NEW pension rules – heralding the arrival of the most flexible pension options ever seen in the UK – will apply from April 2015, when ‘total flexibility’ will be the name of the game.

There was some concern that there would be limitations as to how these options might apply to certain final salary pension schemes, but we now know that these restrictions will not apply.

These rules are, however, for UK pension schemes for members who are still resident in the UK. For expats, it would be dangerous to assume that the new rules will automatically apply.

If the pension scheme is still held in the UK the new rules should apply and it is only personal tax issues which need to be considered. You may consider moving from the UK scheme into QROPS, as there are many advantages to be gained in making this change. However, if your plan is to gain access to the new flexibility, then you should not assume that the new rules will automatically extend to your QROPS.

It is fair to say that QROPS have to comply with rules as laid down by HMRC, but for people who have been non-UK tax-resident for less than 5 years, the UK tax rules can still reach them. After that period it is usually the rules from the jurisdiction where the QROPS is administered and the tax rules of your country of residence that will prevail.

However, not all QROPS providers or even jurisdictions will automatically fall into line with the new rules.
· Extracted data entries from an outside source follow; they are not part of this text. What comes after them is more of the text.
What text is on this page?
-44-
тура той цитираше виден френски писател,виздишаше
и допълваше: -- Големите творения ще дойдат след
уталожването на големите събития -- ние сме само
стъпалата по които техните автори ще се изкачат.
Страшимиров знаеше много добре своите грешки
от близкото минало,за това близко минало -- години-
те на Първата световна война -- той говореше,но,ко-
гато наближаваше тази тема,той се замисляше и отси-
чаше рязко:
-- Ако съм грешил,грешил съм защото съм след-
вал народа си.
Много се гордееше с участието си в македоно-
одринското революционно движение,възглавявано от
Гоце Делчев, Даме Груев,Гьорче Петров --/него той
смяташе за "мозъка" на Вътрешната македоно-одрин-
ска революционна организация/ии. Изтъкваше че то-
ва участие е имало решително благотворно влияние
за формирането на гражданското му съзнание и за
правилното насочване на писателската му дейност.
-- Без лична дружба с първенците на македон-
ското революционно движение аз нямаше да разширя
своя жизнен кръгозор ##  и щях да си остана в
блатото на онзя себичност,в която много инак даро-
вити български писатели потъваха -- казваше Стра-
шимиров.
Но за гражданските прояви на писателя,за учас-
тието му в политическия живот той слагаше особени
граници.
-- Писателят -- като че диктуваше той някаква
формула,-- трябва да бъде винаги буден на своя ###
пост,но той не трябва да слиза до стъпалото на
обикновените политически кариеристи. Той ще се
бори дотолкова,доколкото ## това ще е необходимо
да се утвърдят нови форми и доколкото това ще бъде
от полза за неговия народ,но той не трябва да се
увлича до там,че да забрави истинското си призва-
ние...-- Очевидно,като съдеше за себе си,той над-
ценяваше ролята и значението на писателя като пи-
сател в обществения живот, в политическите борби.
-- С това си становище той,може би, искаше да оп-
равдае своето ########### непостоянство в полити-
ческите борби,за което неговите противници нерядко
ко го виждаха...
It will be down to each provider to determine their position and while some have already indicated that they will comply, others have made it clear that this may not happen.

All is not lost if you find yourself in a pension scheme that is not as flexible as you would wish – you always have the ability to move on. Beware, however, as there may well be exit fees to pay if you transfer away.

If you are already in QROPS, then your decisions have already been made, but if you are still contemplating a move and thinking about making use of the new flexibility, do check that you will be able to do all that you plan to. If you cannot confirm this now, then perhaps the best plan is to wait and see if the new rules are implemented by your provider.

However, with a General Election in the UK next May, a change of government might just result in a change of policy. You may need to act quickly in the Spring of 2015 to avoid disappointment.